I know what's coming. I know our lives are going to look different than every one else around us and that has GOT to be okay with my heart.
Oh God help me.
I see it already.
I see it every time I take Landon somewhere and there's another child his age that's walking and Landon is crawling still.
God rid me of all of this stupid pride.
I don't care if I finish very last in the world's eyes, I just want to be first in Your eyes.
Humble me Father, do whatever it takes to make me more like Jesus.
I'm humbling myself and sharing these very personal struggles because I know I'm not alone.
We as women and mothers, have got to let go of this God forsaken need of ours to be the best and have the best.
It's killing us and it's killing our families.
What if we didn't compare ourselves with every other woman and mother?
What if instead we focused on becoming the woman God created and designed us to be?
What if we accepted our weaknesses and praised God for our strengths, knowing that everything good we have is not our own doing anyway?
What if we didn't compare our children to "the other kids"?

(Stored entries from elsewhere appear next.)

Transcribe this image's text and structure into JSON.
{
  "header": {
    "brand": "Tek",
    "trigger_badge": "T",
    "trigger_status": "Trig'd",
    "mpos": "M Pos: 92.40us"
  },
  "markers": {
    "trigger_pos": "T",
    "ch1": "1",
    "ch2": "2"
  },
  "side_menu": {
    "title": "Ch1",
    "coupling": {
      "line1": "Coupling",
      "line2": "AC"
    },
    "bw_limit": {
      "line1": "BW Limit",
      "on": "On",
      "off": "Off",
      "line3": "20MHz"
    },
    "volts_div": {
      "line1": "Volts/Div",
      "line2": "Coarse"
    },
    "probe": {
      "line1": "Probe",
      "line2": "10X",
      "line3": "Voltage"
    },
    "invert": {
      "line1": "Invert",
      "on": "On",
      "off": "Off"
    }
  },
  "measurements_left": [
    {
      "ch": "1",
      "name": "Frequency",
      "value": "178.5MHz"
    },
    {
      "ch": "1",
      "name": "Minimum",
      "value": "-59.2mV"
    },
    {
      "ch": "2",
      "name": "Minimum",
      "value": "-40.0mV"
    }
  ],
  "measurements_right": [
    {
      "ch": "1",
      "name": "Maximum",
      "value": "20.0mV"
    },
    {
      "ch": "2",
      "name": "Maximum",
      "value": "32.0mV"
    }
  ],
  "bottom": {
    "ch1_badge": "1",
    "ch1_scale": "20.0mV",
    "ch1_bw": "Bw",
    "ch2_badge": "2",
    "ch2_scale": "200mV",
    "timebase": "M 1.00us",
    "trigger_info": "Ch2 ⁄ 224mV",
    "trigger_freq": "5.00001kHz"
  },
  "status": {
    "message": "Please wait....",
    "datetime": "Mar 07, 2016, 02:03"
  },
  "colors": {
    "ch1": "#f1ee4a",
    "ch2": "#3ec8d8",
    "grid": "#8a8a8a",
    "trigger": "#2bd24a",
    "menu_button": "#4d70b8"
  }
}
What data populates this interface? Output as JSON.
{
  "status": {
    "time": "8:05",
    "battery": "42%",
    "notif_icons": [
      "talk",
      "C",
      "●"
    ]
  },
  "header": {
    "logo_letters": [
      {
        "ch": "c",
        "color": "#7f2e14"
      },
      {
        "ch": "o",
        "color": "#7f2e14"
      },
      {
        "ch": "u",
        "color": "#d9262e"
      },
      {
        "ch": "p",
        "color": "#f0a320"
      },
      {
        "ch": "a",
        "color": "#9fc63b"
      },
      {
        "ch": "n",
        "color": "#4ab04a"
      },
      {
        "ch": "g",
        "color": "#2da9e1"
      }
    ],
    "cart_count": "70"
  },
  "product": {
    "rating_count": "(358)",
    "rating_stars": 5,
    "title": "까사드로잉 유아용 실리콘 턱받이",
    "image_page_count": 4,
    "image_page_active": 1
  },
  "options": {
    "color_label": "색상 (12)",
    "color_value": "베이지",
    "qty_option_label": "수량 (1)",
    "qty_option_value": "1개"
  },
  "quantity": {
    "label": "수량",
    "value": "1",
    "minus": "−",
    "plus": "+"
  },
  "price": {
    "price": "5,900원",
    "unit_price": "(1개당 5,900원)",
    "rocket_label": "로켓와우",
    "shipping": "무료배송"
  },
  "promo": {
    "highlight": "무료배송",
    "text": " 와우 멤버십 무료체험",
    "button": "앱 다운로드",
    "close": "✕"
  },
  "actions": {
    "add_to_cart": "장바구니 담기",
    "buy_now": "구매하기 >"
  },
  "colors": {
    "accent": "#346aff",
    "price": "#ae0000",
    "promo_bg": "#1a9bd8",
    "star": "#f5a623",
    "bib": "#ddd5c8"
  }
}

What if we spent less time researching what they "should" be able to do and more time studying and realizing who they truly are so that we could nurture the gifts God has given them, no matter where those gifts may rank on the worlds standards?
I have FAR from learned this lesson.
The longing to compare myself and my life to others is something that I need to battle
but I praise God for breaking me at mile 9 so that I could start to see the ugly pride that had hopes of consuming me.
It was not a fun lesson to learn so I really want to get it through my thick skull the first time.
Days have passed now since the race and I've had time to process and chew on everything God revealed to me.
I am convinced that I gained much more in my weakness than I ever could have gained in my strength.
Thank you Lord for the lessons You teach me between the start and finish line.